DETROIT (AP) -- When General Motors engineers and designers started work on the next-generation Corvette, they drew up the usual requirements for the star of American muscle cars.
Killer looks. Big engine. Handles like a race car.
But topping the list back was something at odds with the roar of the car's big V-8: Gas mileage.
The new Corvette could not be a gas guzzler. Stricter government rules were forcing a leap in fuel economy. If the car burned too much gas, it would trigger fines from regulators and never get built.
"There won't be a Corvette if we don't care about fuel economy," said Tadge Juechter, the car's chief engineer.
But the 2014 Corvette is here, the first all-new version in nine years. The king of American sports cars, driven by astronauts and celebrated in a Prince song, rolled out Sunday night in Detroit. It will arrive in showrooms this fall.
To fans, the new Corvette symbolizes the rebirth of America's auto industry after its near death in 2009, showing the world that it again can lead in technology, styling and performance -- at a lower cost than European competitors.
Getting there was tough for the 1,000-member Corvette team, which gave the car the code name "C7."
GM said testing is still being done on the car's fuel economy, but it'll be better than the current base model's 16 mpg in the city and 26 on the highway. Juechter said the window sticker highway mileage won't reach 30 mpg, but he wouldn't be surprised to see some drivers get that or more.
A 6.2-liter small-block V-8 with 450 horsepower takes the car from zero to 60 mph in under four seconds.
That's at least a few tenths of a second faster than the current base model.
Engineers also redesigned the somewhat-chintzy interior, giving it a jet cockpit look with leather, carbon fiber and soft plastics.
GM hopes the styling, performance and updated dashboard electronics will expand the car's appeal to younger buyers.

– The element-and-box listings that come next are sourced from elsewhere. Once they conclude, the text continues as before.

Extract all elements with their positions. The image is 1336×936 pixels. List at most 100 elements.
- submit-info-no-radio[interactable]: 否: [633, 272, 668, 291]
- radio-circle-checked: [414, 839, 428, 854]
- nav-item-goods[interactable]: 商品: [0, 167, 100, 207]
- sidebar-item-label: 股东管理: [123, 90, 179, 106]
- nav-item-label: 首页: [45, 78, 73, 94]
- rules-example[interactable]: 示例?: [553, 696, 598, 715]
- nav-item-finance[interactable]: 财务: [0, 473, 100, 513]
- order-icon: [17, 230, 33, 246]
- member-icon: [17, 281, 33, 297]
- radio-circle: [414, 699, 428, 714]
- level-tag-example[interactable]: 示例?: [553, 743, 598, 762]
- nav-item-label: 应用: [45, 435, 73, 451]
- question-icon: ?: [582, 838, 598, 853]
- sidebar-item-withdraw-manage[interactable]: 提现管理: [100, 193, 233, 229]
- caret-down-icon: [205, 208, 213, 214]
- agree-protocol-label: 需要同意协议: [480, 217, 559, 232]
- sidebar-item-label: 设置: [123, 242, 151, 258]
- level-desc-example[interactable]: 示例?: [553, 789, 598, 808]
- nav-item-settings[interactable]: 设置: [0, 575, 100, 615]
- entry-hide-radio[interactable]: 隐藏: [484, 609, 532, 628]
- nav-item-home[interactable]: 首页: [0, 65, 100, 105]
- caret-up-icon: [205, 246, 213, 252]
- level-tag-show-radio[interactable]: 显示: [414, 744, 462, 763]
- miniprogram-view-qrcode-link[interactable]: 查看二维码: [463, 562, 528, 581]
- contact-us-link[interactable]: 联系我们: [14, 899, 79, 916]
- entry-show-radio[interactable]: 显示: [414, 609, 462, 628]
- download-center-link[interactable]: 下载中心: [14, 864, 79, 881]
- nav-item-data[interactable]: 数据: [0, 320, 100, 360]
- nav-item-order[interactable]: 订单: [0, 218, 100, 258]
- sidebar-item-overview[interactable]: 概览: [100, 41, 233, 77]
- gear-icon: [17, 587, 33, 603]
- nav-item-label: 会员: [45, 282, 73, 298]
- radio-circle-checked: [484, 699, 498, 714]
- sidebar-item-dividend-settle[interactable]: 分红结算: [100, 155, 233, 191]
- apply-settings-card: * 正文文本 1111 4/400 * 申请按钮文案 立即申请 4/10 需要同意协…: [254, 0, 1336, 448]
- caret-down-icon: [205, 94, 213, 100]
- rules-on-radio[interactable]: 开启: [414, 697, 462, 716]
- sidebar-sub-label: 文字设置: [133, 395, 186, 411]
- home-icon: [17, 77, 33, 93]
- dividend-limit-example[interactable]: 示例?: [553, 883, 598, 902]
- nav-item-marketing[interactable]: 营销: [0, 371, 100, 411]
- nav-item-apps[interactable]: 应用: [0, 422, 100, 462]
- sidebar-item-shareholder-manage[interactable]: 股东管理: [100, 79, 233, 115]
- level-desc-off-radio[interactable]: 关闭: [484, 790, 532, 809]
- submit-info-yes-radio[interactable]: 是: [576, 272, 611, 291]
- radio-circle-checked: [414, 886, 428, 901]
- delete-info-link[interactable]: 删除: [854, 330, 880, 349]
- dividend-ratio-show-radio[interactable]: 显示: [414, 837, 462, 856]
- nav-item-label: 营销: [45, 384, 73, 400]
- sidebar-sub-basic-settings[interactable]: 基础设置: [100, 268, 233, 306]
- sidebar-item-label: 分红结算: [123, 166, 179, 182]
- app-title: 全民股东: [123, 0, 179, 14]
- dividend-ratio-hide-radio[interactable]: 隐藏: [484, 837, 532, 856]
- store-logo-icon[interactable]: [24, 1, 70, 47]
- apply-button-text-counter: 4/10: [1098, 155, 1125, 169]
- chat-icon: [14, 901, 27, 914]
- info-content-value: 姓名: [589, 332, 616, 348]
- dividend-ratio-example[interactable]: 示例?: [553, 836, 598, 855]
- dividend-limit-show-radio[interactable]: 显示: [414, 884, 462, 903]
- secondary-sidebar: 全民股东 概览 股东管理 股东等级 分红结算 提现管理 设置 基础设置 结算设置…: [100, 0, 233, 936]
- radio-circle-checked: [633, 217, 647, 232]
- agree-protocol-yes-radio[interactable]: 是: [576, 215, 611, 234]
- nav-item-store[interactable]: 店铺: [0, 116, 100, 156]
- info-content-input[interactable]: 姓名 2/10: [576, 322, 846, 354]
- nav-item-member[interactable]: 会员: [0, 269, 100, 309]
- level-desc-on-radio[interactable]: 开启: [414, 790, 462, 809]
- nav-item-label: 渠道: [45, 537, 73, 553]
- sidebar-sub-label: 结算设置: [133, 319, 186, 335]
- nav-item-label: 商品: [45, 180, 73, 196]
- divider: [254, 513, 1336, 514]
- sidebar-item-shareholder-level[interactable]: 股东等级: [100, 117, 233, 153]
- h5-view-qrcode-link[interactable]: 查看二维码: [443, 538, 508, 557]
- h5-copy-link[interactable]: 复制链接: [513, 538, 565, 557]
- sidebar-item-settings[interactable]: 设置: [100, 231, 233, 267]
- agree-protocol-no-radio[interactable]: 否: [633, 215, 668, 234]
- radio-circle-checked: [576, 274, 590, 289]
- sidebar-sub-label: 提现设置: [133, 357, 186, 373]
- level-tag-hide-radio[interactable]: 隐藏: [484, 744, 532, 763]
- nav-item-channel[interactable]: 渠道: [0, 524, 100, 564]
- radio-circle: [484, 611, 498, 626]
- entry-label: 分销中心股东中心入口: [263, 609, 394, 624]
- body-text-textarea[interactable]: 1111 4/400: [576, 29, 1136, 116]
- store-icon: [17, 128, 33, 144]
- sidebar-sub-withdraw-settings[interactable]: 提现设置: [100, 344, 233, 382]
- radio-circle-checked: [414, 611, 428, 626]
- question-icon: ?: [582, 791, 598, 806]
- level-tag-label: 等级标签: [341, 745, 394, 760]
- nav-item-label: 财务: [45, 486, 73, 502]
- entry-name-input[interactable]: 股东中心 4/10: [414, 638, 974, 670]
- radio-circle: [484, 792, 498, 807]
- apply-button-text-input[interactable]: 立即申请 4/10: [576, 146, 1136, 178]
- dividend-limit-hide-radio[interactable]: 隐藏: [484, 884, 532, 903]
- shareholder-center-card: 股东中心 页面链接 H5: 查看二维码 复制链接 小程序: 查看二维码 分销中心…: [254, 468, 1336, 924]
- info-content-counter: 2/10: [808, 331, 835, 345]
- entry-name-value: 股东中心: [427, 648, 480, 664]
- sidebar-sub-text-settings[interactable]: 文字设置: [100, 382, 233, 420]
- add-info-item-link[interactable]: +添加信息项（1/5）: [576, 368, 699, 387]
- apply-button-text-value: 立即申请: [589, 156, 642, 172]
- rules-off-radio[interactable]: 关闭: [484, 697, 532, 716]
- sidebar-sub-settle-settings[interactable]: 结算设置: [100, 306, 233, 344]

The Corvette's been a favorite of adrenaline junkies for 60 years. Mercury astronaut Alan Shepard owned one from the first year -- 1953.
The company won't quote a price on the 2014 model. But Juechter said someone who bought the current version can afford the new one. The Corvette starts at $49,600. That is more than $30,000 below what GM considers its chief competitor, the Porsche 911. The car makes a decent profit for GM despite relatively low sales, Juechter said.
GM wouldn't give sales targets for the new car. Last year it sold only 14,000 of the aging Corvettes, down from over 30,000 the first few years after the current version was rolled out. Porsche sold about 8,500 911s last year.
The prospect of a new 'Vette has fans waiting anxiously, browsing the Internet for unauthorized photos or drawings. Thousands of aficionados live in the U.S., and even Europe and the Middle East.
John Browning, 70, president of the Renegade Corvette Club of Hollywood, Fla., one of 600 such clubs in the U.S, said some Corvette lovers can't contain themselves.
"I've got one member, he just sold his '13 in anticipation, to wait for the '14," said Browning. "I think the Corvette is the icon. As far as I'm concerned you can't get a better deal."